= Mary Day (dance teacher) =

American ballet teacher and arts administrator

Mary Henry Day (January 25, 1910 – July 11, 2006) was an American ballet teacher and arts administrator. She was the founder of The Washington Ballet and served as its artistic director until 1997.

== Early life ==
Mary Henry Day was born on January 25, 1910, in Washington, D.C., and grew up in Foggy Bottom. She began studying ballet when she was eleven years old. At fifteen she began studying ballet with Lisa Gardiner at the King Smith School. Day then moved to England where she studied at the Royal Academy of Dance.
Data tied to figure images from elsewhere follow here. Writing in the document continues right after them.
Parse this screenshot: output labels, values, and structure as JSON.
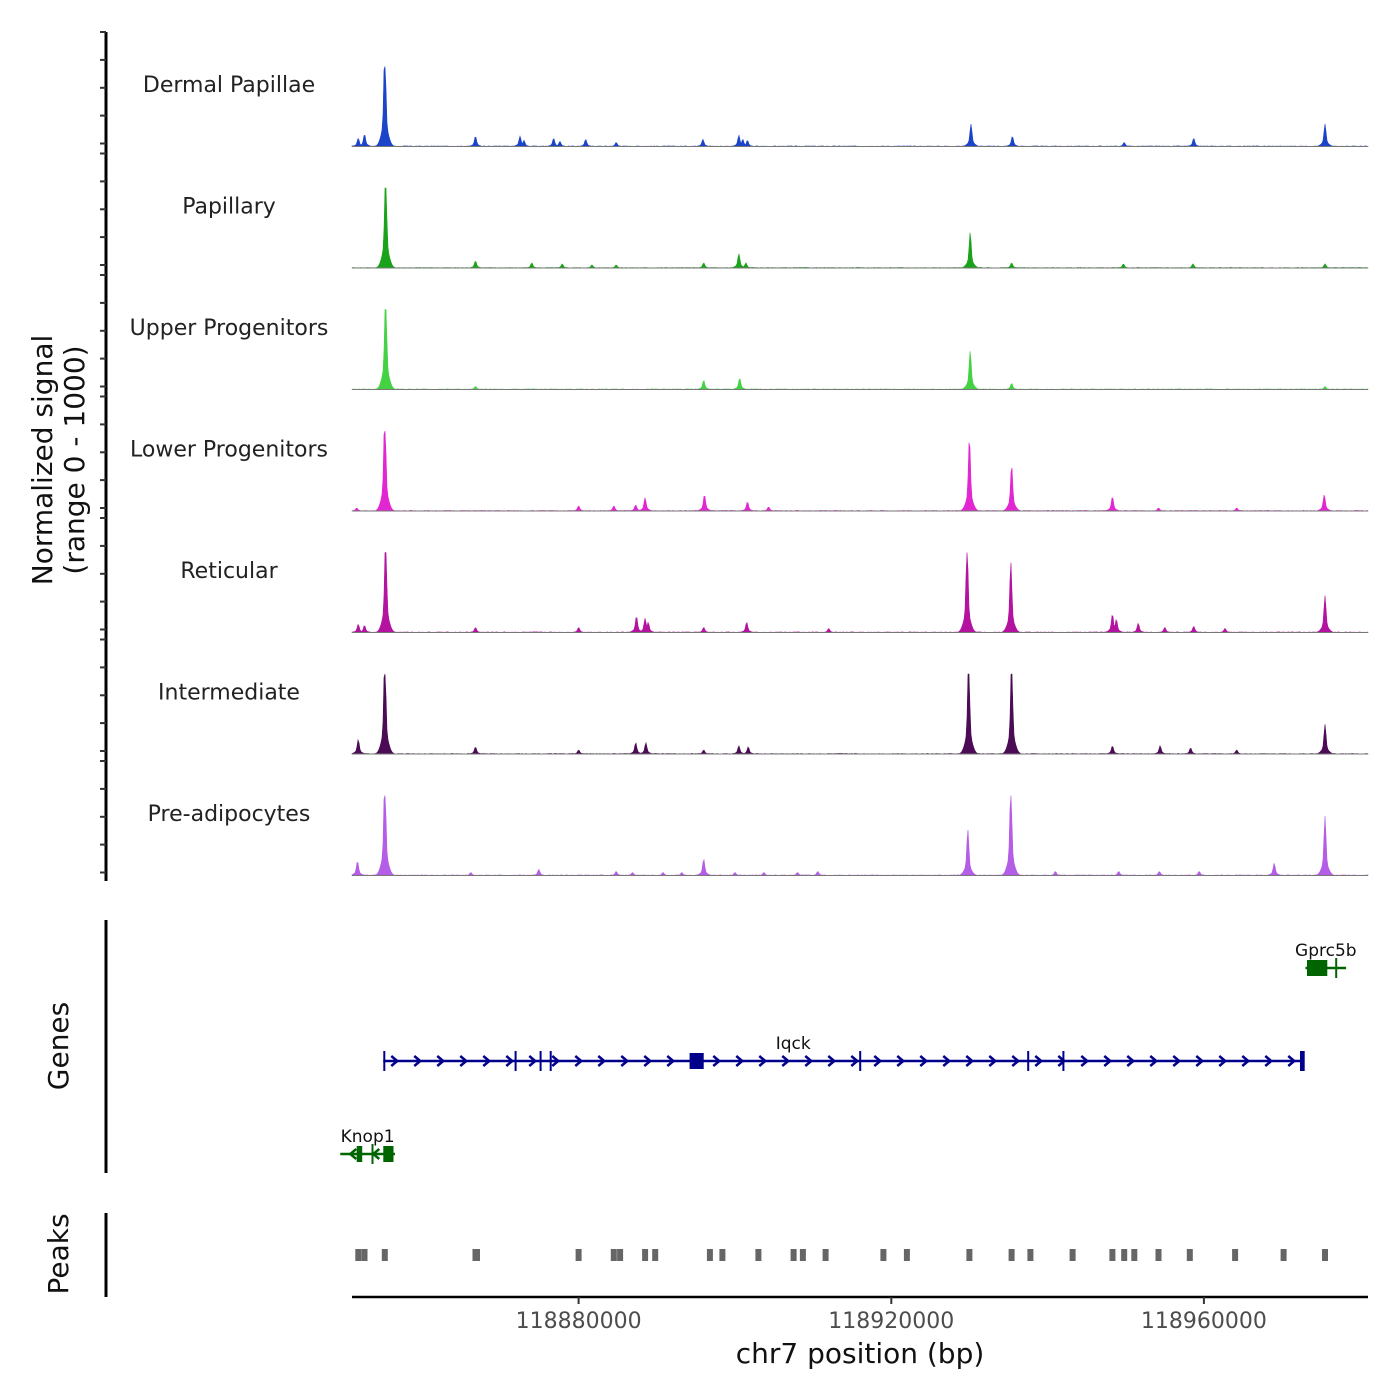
{
  "chart_data": {
    "type": "area",
    "title": "",
    "chromosome": "chr7",
    "xlabel": "chr7 position (bp)",
    "xlim": [
      118851000,
      118981000
    ],
    "xticks": [
      118880000,
      118920000,
      118960000
    ],
    "xtick_labels": [
      "118880000",
      "118920000",
      "118960000"
    ],
    "signal_panel": {
      "ylabel_line1": "Normalized signal",
      "ylabel_line2": "(range 0 - 1000)",
      "ylim": [
        0,
        1000
      ]
    },
    "genes_panel_label": "Genes",
    "peaks_panel_label": "Peaks",
    "peak_positions": [
      118851800,
      118852600,
      118855200,
      118866800,
      118867000,
      118880000,
      118884500,
      118885300,
      118888500,
      118889800,
      118896800,
      118898400,
      118903000,
      118907500,
      118908700,
      118911600,
      118919000,
      118922000,
      118930000,
      118935400,
      118937800,
      118943200,
      118948300,
      118949800,
      118951100,
      118954200,
      118958200,
      118964000,
      118970200,
      118975500
    ],
    "peak_color": "#666666",
    "series": [
      {
        "name": "Dermal Papillae",
        "color": "#1c44c8",
        "peaks": [
          [
            118851800,
            0.08
          ],
          [
            118852600,
            0.12
          ],
          [
            118855200,
            1.0
          ],
          [
            118866800,
            0.1
          ],
          [
            118872500,
            0.1
          ],
          [
            118873000,
            0.06
          ],
          [
            118876800,
            0.08
          ],
          [
            118877600,
            0.05
          ],
          [
            118880900,
            0.07
          ],
          [
            118884800,
            0.04
          ],
          [
            118895900,
            0.07
          ],
          [
            118900500,
            0.11
          ],
          [
            118901000,
            0.07
          ],
          [
            118901600,
            0.06
          ],
          [
            118930200,
            0.22
          ],
          [
            118935500,
            0.1
          ],
          [
            118949800,
            0.04
          ],
          [
            118958700,
            0.08
          ],
          [
            118975500,
            0.22
          ]
        ]
      },
      {
        "name": "Papillary",
        "color": "#1aa31a",
        "peaks": [
          [
            118855300,
            1.0
          ],
          [
            118866800,
            0.07
          ],
          [
            118874000,
            0.05
          ],
          [
            118877900,
            0.04
          ],
          [
            118881700,
            0.03
          ],
          [
            118884800,
            0.03
          ],
          [
            118896000,
            0.05
          ],
          [
            118900500,
            0.14
          ],
          [
            118901400,
            0.05
          ],
          [
            118930100,
            0.35
          ],
          [
            118935400,
            0.05
          ],
          [
            118949700,
            0.04
          ],
          [
            118958600,
            0.04
          ],
          [
            118975500,
            0.04
          ]
        ]
      },
      {
        "name": "Upper Progenitors",
        "color": "#44d244",
        "peaks": [
          [
            118855300,
            1.0
          ],
          [
            118866800,
            0.03
          ],
          [
            118896000,
            0.09
          ],
          [
            118900600,
            0.11
          ],
          [
            118930100,
            0.38
          ],
          [
            118935400,
            0.06
          ],
          [
            118975500,
            0.03
          ]
        ]
      },
      {
        "name": "Lower Progenitors",
        "color": "#e226d2",
        "peaks": [
          [
            118851600,
            0.03
          ],
          [
            118855200,
            1.0
          ],
          [
            118880000,
            0.05
          ],
          [
            118884500,
            0.05
          ],
          [
            118887300,
            0.06
          ],
          [
            118888500,
            0.13
          ],
          [
            118896100,
            0.16
          ],
          [
            118901600,
            0.09
          ],
          [
            118904300,
            0.04
          ],
          [
            118930000,
            0.72
          ],
          [
            118935400,
            0.45
          ],
          [
            118948300,
            0.14
          ],
          [
            118954200,
            0.03
          ],
          [
            118964200,
            0.03
          ],
          [
            118975400,
            0.16
          ]
        ]
      },
      {
        "name": "Reticular",
        "color": "#b3139f",
        "peaks": [
          [
            118851800,
            0.08
          ],
          [
            118852600,
            0.07
          ],
          [
            118855300,
            0.95
          ],
          [
            118866800,
            0.05
          ],
          [
            118880000,
            0.05
          ],
          [
            118887400,
            0.16
          ],
          [
            118888500,
            0.14
          ],
          [
            118888900,
            0.1
          ],
          [
            118896000,
            0.05
          ],
          [
            118901500,
            0.1
          ],
          [
            118912000,
            0.04
          ],
          [
            118929700,
            0.88
          ],
          [
            118935300,
            0.69
          ],
          [
            118948300,
            0.18
          ],
          [
            118948800,
            0.13
          ],
          [
            118951600,
            0.09
          ],
          [
            118955000,
            0.05
          ],
          [
            118958700,
            0.06
          ],
          [
            118962700,
            0.04
          ],
          [
            118975500,
            0.36
          ]
        ]
      },
      {
        "name": "Intermediate",
        "color": "#4b0b55",
        "peaks": [
          [
            118851800,
            0.14
          ],
          [
            118855200,
            1.0
          ],
          [
            118866800,
            0.07
          ],
          [
            118880000,
            0.04
          ],
          [
            118887300,
            0.11
          ],
          [
            118888600,
            0.11
          ],
          [
            118896000,
            0.04
          ],
          [
            118900500,
            0.08
          ],
          [
            118901700,
            0.07
          ],
          [
            118929900,
            0.95
          ],
          [
            118935400,
            0.92
          ],
          [
            118948300,
            0.08
          ],
          [
            118954400,
            0.08
          ],
          [
            118958300,
            0.06
          ],
          [
            118964200,
            0.04
          ],
          [
            118975500,
            0.29
          ]
        ]
      },
      {
        "name": "Pre-adipocytes",
        "color": "#b45de6",
        "peaks": [
          [
            118851700,
            0.14
          ],
          [
            118855200,
            1.0
          ],
          [
            118866200,
            0.03
          ],
          [
            118874900,
            0.06
          ],
          [
            118884800,
            0.04
          ],
          [
            118886900,
            0.03
          ],
          [
            118890800,
            0.03
          ],
          [
            118893200,
            0.03
          ],
          [
            118896000,
            0.16
          ],
          [
            118900000,
            0.03
          ],
          [
            118903700,
            0.03
          ],
          [
            118908000,
            0.03
          ],
          [
            118910600,
            0.04
          ],
          [
            118929800,
            0.45
          ],
          [
            118935300,
            0.88
          ],
          [
            118941000,
            0.04
          ],
          [
            118949100,
            0.04
          ],
          [
            118954300,
            0.04
          ],
          [
            118959400,
            0.04
          ],
          [
            118969000,
            0.12
          ],
          [
            118975500,
            0.58
          ]
        ]
      }
    ],
    "genes": [
      {
        "name": "Gprc5b",
        "strand": "-",
        "color": "#006400",
        "start": 118973000,
        "end": 118978200,
        "row": 0,
        "exons": [
          [
            118973200,
            118975800
          ],
          [
            118976800,
            118977000
          ]
        ]
      },
      {
        "name": "Iqck",
        "strand": "+",
        "color": "#00008b",
        "start": 118855000,
        "end": 118972700,
        "row": 1,
        "exons": [
          [
            118855000,
            118855200
          ],
          [
            118871800,
            118872000
          ],
          [
            118875000,
            118875200
          ],
          [
            118876300,
            118876500
          ],
          [
            118894200,
            118896000
          ],
          [
            118915900,
            118916100
          ],
          [
            118937400,
            118937600
          ],
          [
            118941900,
            118942100
          ],
          [
            118972300,
            118972900
          ]
        ]
      },
      {
        "name": "Knop1",
        "strand": "-",
        "color": "#006400",
        "start": 118849500,
        "end": 118856500,
        "row": 2,
        "exons": [
          [
            118851600,
            118852300
          ],
          [
            118853500,
            118853700
          ],
          [
            118855000,
            118856300
          ]
        ]
      }
    ]
  }
}
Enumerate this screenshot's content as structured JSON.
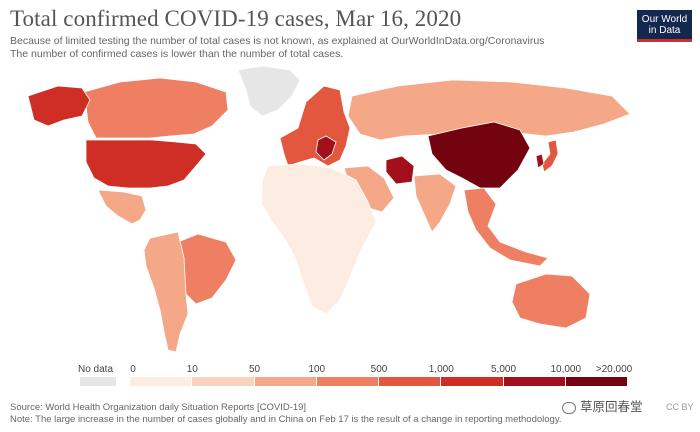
{
  "header": {
    "title": "Total confirmed COVID-19 cases, Mar 16, 2020",
    "subtitle_line1": "Because of limited testing the number of total cases is not known, as explained at OurWorldInData.org/Coronavirus",
    "subtitle_line2": "The number of confirmed cases is lower than the number of total cases.",
    "logo_line1": "Our World",
    "logo_line2": "in Data"
  },
  "legend": {
    "no_data_label": "No data",
    "no_data_color": "#e6e6e6",
    "bins": [
      {
        "from": "0",
        "to": "10",
        "color": "#fdece1"
      },
      {
        "from": "10",
        "to": "50",
        "color": "#fbd2bc"
      },
      {
        "from": "50",
        "to": "100",
        "color": "#f4a888"
      },
      {
        "from": "100",
        "to": "500",
        "color": "#ef7f62"
      },
      {
        "from": "500",
        "to": "1,000",
        "color": "#e4573f"
      },
      {
        "from": "1,000",
        "to": "5,000",
        "color": "#cf2e25"
      },
      {
        "from": "5,000",
        "to": "10,000",
        "color": "#a30f1a"
      },
      {
        "from": "10,000",
        "to": ">20,000",
        "color": "#73040f"
      }
    ]
  },
  "map": {
    "regions": [
      {
        "name": "United States",
        "color": "#cf2e25"
      },
      {
        "name": "Canada",
        "color": "#ef7f62"
      },
      {
        "name": "Greenland",
        "color": "#e6e6e6"
      },
      {
        "name": "Alaska",
        "color": "#cf2e25"
      },
      {
        "name": "Mexico",
        "color": "#f4a888"
      },
      {
        "name": "Brazil",
        "color": "#ef7f62"
      },
      {
        "name": "South America other",
        "color": "#f4a888"
      },
      {
        "name": "Europe",
        "color": "#e4573f"
      },
      {
        "name": "Italy",
        "color": "#a30f1a"
      },
      {
        "name": "Russia",
        "color": "#f4a888"
      },
      {
        "name": "China",
        "color": "#73040f"
      },
      {
        "name": "Iran",
        "color": "#a30f1a"
      },
      {
        "name": "Middle East",
        "color": "#f4a888"
      },
      {
        "name": "India",
        "color": "#f4a888"
      },
      {
        "name": "Southeast Asia",
        "color": "#ef7f62"
      },
      {
        "name": "Japan",
        "color": "#e4573f"
      },
      {
        "name": "South Korea",
        "color": "#a30f1a"
      },
      {
        "name": "Africa",
        "color": "#fdece1"
      },
      {
        "name": "Australia",
        "color": "#ef7f62"
      }
    ]
  },
  "footer": {
    "source": "Source: World Health Organization daily Situation Reports [COVID-19]",
    "note": "Note: The large increase in the number of cases globally and in China on Feb 17 is the result of a change in reporting methodology.",
    "watermark": "草原回春堂",
    "license": "CC BY"
  }
}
After she graduated, she returned to Washington and taught private dance lessons and choreographed children's ballets at local high schools.

== Career ==
Day co-founded The Washington School of Ballet with Lisa Gardiner in 1944. She became the sole director of the school in 1958, after Gardiner's death. In 1967 she reorganized the school and founded an associated professional company, The Washington Ballet. In 1997 she announced she would retire from the ballet, officially ending her tenure at the company in 1999, continuing to serve as director of the school until 2004. She died on July 11, 2006.

Pupils of the school during Day's tenure included Shirley MacLaine and Georgia Engel.

== Legacy ==
Elvi Moore, former general director of The Washington Ballet, wrote a book on Day titled Mary Day: Grande Dame of Dance in the Nation's Capital.